En esta línea, Alan Lucien Øyen nos representó una pieza exhaustiva y sesuda, en la que uno sale del teatro como si se hubiese leído un denso libro. No obstante, el mismo supo compensarlo con enlaces inteligentes, ágiles y con sentido del humor; intercalando escenas donde entra en diálogo el texto con el movimiento, con coreografías que profundizaban, formalmente, lo antes abierto; una iluminación que nos tenía en permanente alerta; con unos intérpretes totalmente entregados en todos los sentidos, entre otras cosas, porque se les veían que se creían las palabras que estaban emitiendo, como también, disfrutaban con la misma seriedad de un niño jugando…

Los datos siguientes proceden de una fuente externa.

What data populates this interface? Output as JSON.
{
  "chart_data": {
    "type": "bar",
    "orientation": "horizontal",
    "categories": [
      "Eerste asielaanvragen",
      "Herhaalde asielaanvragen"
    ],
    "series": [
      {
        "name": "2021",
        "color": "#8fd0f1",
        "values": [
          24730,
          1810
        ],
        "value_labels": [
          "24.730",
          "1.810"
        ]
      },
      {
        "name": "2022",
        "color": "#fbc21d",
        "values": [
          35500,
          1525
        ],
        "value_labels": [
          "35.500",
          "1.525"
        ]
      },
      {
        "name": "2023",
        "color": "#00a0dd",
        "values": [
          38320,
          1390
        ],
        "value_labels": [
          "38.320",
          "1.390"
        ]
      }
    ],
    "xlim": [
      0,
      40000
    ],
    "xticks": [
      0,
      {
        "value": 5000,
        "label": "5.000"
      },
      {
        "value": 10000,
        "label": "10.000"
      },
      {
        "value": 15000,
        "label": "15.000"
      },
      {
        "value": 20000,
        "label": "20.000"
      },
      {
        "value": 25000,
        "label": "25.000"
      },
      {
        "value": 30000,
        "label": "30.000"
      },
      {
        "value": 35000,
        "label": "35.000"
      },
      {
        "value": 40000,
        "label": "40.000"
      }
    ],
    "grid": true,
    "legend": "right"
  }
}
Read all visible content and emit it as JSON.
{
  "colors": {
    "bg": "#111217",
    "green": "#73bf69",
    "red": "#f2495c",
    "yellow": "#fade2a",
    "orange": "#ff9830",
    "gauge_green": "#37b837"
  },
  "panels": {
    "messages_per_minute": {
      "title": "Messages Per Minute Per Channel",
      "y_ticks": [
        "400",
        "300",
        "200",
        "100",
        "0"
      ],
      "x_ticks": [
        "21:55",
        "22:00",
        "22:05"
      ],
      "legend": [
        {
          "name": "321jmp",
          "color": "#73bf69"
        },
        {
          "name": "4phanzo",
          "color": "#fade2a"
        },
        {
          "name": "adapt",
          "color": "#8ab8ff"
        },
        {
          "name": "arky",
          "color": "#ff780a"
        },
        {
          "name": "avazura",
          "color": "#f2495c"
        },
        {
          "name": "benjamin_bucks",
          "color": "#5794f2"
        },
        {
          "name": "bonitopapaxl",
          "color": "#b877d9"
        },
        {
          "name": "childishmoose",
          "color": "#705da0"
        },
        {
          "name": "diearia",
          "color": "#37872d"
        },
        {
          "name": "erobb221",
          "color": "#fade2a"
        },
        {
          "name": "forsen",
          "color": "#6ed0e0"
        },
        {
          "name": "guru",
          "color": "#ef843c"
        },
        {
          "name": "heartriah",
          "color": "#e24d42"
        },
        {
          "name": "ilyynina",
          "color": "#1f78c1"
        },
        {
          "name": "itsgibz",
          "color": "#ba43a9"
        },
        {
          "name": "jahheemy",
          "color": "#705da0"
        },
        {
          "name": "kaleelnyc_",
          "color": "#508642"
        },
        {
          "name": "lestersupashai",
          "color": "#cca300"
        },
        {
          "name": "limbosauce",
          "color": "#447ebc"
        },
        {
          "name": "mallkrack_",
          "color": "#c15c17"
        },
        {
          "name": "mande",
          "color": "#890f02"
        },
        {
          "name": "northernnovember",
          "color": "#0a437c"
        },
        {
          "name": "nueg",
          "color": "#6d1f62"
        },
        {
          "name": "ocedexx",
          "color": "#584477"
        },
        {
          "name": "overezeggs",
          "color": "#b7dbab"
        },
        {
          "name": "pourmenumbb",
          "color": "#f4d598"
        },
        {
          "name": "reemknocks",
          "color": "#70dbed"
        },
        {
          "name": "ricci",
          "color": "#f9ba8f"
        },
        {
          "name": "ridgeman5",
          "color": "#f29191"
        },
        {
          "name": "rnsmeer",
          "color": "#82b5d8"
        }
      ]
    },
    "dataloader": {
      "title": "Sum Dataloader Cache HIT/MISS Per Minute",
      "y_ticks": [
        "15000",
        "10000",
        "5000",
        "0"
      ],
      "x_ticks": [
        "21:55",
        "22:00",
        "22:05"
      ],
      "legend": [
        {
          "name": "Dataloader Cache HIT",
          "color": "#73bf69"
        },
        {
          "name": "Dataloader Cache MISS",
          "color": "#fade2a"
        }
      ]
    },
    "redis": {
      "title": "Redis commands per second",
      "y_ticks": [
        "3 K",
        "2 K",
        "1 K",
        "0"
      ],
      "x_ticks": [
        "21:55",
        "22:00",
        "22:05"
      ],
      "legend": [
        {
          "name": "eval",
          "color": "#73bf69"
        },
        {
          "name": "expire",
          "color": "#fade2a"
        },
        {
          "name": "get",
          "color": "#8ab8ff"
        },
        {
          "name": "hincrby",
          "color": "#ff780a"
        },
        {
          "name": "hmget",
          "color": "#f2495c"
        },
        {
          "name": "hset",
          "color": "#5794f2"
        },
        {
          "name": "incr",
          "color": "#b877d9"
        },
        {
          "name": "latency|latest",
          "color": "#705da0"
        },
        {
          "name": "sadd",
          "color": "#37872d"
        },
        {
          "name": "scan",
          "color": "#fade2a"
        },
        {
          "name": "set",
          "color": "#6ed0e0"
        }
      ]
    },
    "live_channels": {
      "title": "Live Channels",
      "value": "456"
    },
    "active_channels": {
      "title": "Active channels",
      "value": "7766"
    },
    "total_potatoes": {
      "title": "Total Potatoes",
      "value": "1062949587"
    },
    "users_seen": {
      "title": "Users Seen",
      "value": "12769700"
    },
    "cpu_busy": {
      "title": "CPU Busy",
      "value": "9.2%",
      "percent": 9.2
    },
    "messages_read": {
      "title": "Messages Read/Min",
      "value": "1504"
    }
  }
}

En definitiva, esta pieza es fantástica, divertida, madura, completa en lo escénico y lo intelectual…, ha sido una absoluto acierto que la 37º edición del Festival Madrid en Danza la haya programado, siendo que conviene que los estudiantes, profesionales, programadores y personas que escriben sobre artes escénicas, se nutran de trabajos como este.